Example 5 An electrode sheet was prepared in the same manner as in Example 2, except that 7 parts by weight of polytetrafluoroethylene fine powder and 1 part by weight of vinylidene fluoride polymer resin powder were used. . When the tensile strength of this sheet was measured, it was 0.5 kg / cm ² . Using this electrode, an electric double layer capacitor was produced in the same manner as in Example 1 and evaluated in the same manner as in Example 1. As a result, the initial discharge capacity was 1410 F, the internal resistance was 2.2 mΩ, and the leakage current was 0. 0.2 mA, and the holding voltage was 2.29 V. The capacity retention rate after 300,000 charge / discharge cycles is 89
%, And the increase rate of the internal resistance was 10%.

[0035]

The electrode for an electric double layer capacitor of the present invention can provide an electric double layer capacitor excellent in mechanical strength, low in internal resistance and excellent in voltage retention.
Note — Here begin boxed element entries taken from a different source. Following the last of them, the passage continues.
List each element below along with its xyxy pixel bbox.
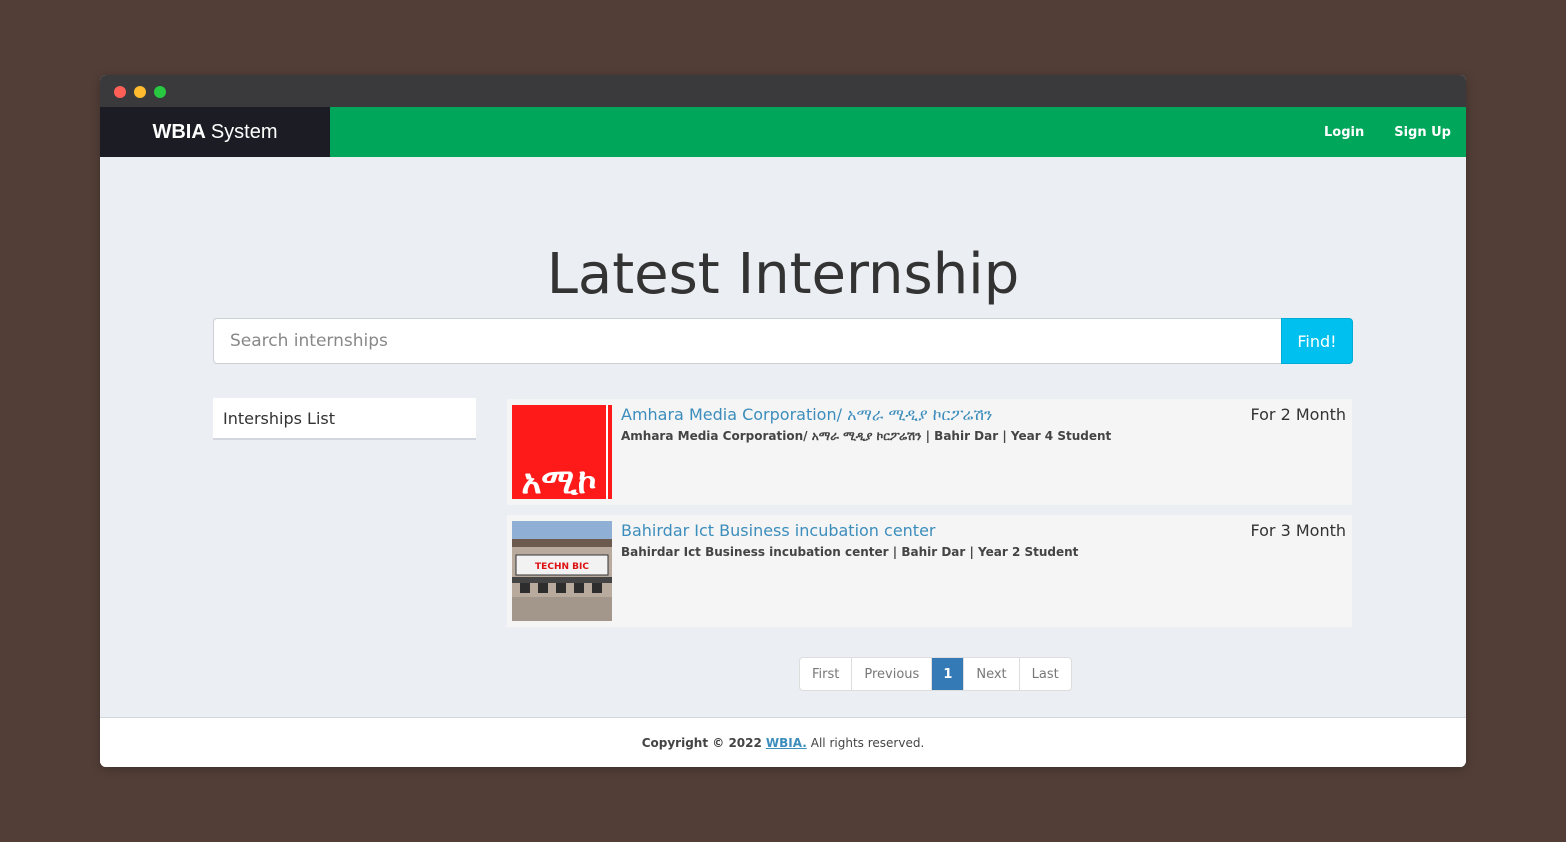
company-logo-image[interactable]: አሚኮ (512, 405, 612, 499)
brand-rest: System (210, 120, 278, 143)
nav-links: Login Sign Up (1324, 107, 1451, 157)
search-bar: Find! (213, 318, 1353, 364)
pagination-current-page[interactable]: 1 (932, 658, 965, 690)
login-link[interactable]: Login (1324, 125, 1364, 140)
listing-duration: For 2 Month (1250, 405, 1347, 424)
listing-title-link[interactable]: Amhara Media Corporation/ አማራ ሚዲያ ኮርፖሬሽን (621, 405, 992, 425)
signup-link[interactable]: Sign Up (1394, 125, 1451, 140)
pagination-previous[interactable]: Previous (852, 658, 933, 690)
brand-bold: WBIA (152, 120, 206, 143)
listing-title-link[interactable]: Bahirdar Ict Business incubation center (621, 521, 936, 540)
listing-meta: Bahirdar Ict Business incubation center … (621, 545, 1079, 559)
company-logo-text: አሚኮ (521, 462, 596, 499)
footer-rights: All rights reserved. (810, 735, 925, 750)
pagination-last[interactable]: Last (1020, 658, 1071, 690)
top-navbar: WBIA System Login Sign Up (100, 107, 1466, 157)
search-input[interactable] (213, 318, 1281, 364)
find-button[interactable]: Find! (1281, 318, 1353, 364)
company-photo-image[interactable]: TECHN BIC (512, 521, 612, 621)
footer: Copyright © 2022 WBIA. All rights reserv… (100, 717, 1466, 767)
sidebar-title: Interships List (223, 408, 336, 428)
listing-item: TECHN BIC Bahirdar Ict Business incubati… (507, 515, 1352, 627)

In addition, because of its excellent mechanical strength, the amount of polytetrafluoroethylene fine powder added as a binder can be reduced, and the electric double layer capacitor can have high capacity and low resistance.

Claims (5)

[Claims] An electrode for an electric double layer capacitor comprising a carbonaceous material and a binder, wherein the binder can be melt-molded in an amount of 1 to 50% by weight based on polytetrafluoroethylene and polytetrafluoroethylene. An electrode for an electric double layer capacitor characterized by comprising a fluoropolymer resin. 2. The carbonaceous material has a specific surface area of 700 to 3000.
^{2. The} electrode for an electric double layer capacitor according to claim 1, comprising m ² / g of activated carbon and carbon black, wherein the carbon black is contained in the electrode in an amount of 5 to 20% by weight. 3. The electrode according to claim 1, wherein the carbonaceous material contains 1 to 50% by weight of polytetrafluoroethylene and 0.1 to 5% by weight of the fluoropolymer resin.
The electrode for an electric double layer capacitor according to the above. 4. The electrode for an electric double layer capacitor according to claim 1, wherein the fluorine-containing polymer is an ethylene / tetrafluoroethylene-based copolymer or a vinylidene fluoride-based polymer. 5. An electric double layer capacitor comprising a positive electrode and a negative electrode comprising an electrode containing a carbonaceous material and a binder, and an organic electrolytic solution, wherein the electrodes are formed.
Or an electric double-layer capacitor comprising the electrode according to 4.